I’m left with a worry about the meaning and scope of utopianism. This is less a criticism of Thaler’s superb book than of prevailing understandings of utopianism. In short, I wonder if it is not now used in a manner that is too broad, too all-encompassing – the capacious breadth of utopianism means that it is in danger of losing its specificity and analytical purchase. If any and all attempts to change or improve the world can be subsumed under the utopian label, it isn’t clear what conceptual or political value it adds (indeed, given the still common scepticism about anything labelled utopian, it could serve as an impediment to political action). It might well be worth uncoupling utopia from other forms of political hope or desire. Not all social dreaming is utopian. I would suggest that utopianism is a category best reserved for visions of the world that are radically different from the present one, that involve a fundamental change in the order of things.

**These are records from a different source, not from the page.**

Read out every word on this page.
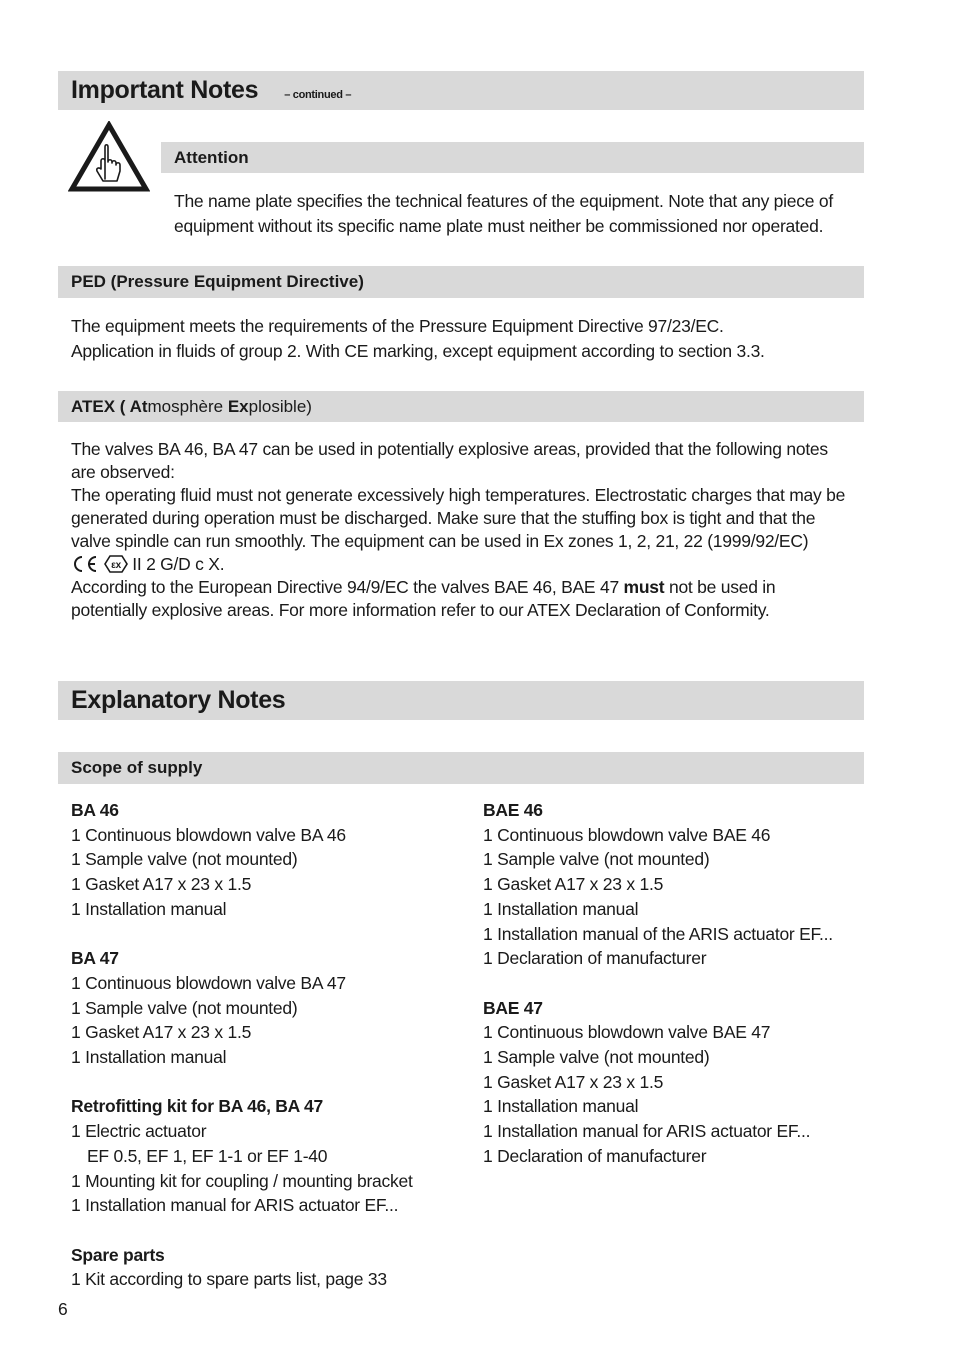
Important Notes – continued –
Attention
The name plate specifies the technical features of the equipment. Note that any piece of equipment without its specific name plate must neither be commissioned nor operated.
PED (Pressure Equipment Directive)
The equipment meets the requirements of the Pressure Equipment Directive 97/23/EC.
Application in fluids of group 2. With CE marking, except equipment according to section 3.3.
ATEX ( Atmosphère Explosible)
The valves BA 46, BA 47 can be used in potentially explosive areas, provided that the following notes are observed:
The operating fluid must not generate excessively high temperatures. Electrostatic charges that may be generated during operation must be discharged. Make sure that the stuffing box is tight and that the valve spindle can run smoothly. The equipment can be used in Ex zones 1, 2, 21, 22 (1999/92/EC)

εx II 2 G/D c X.
According to the European Directive 94/9/EC the valves BAE 46, BAE 47 must not be used in potentially explosive areas. For more information refer to our ATEX Declaration of Conformity.
Explanatory Notes
Scope of supply
BA 46
1 Continuous blowdown valve BA 46
1 Sample valve (not mounted)
1 Gasket A17 x 23 x 1.5
1 Installation manual
BA 47
1 Continuous blowdown valve BA 47
1 Sample valve (not mounted)
1 Gasket A17 x 23 x 1.5
1 Installation manual
Retrofitting kit for BA 46, BA 47
1 Electric actuator
EF 0.5, EF 1, EF 1-1 or EF 1-40
1 Mounting kit for coupling / mounting bracket
1 Installation manual for ARIS actuator EF...
Spare parts
1 Kit according to spare parts list, page 33
BAE 46
1 Continuous blowdown valve BAE 46
1 Sample valve (not mounted)
1 Gasket A17 x 23 x 1.5
1 Installation manual
1 Installation manual of the ARIS actuator EF...
1 Declaration of manufacturer
BAE 47
1 Continuous blowdown valve BAE 47
1 Sample valve (not mounted)
1 Gasket A17 x 23 x 1.5
1 Installation manual
1 Installation manual for ARIS actuator EF...
1 Declaration of manufacturer
6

In my book Dreamworlds of Race (2021) I suggested that we might distinguish between “anthropic” and “programmatic” modes of utopianism. The former conceives of utopianism as a pervasive aspect of the human condition: it names a longing for a better world. Thus in Michael Robertson’s recent book The Last Utopians (2018), utopianism is defined as “the envisioning of a transformed, better world.” On such accounts, it can cover anything from modest reform to revolution. The programmatic form is more restricted. On this account, I suggest, a political project can be considered utopian if, and only if, it invokes or prescribes the radical transformation, transcendence or elimination, of one or more pervasive practices, structures or ordering principles, that shape human collective life. This includes poverty, socio-economic inequality, organized violence, political authority, capitalism, the biochemical composition of the environment, or the ontological constitution of human beings, including death itself. Much of the material discussed in No Other Planet falls into that latter category, though not all of it – liberal eco-modernist work isn’t an easy fit, for example. But how could it be otherwise? To avoid the end of the world it will be necessary to change it fundamentally. Rather than something to be derided or avoided at all costs, utopian thought is more important now than ever before. Thaler offers us some essential insights into how we might think the daunting future.

Duncan Bell is Professor of Political Thought and International Relations at the University of Cambridge, and a Fellow of Christ’s College.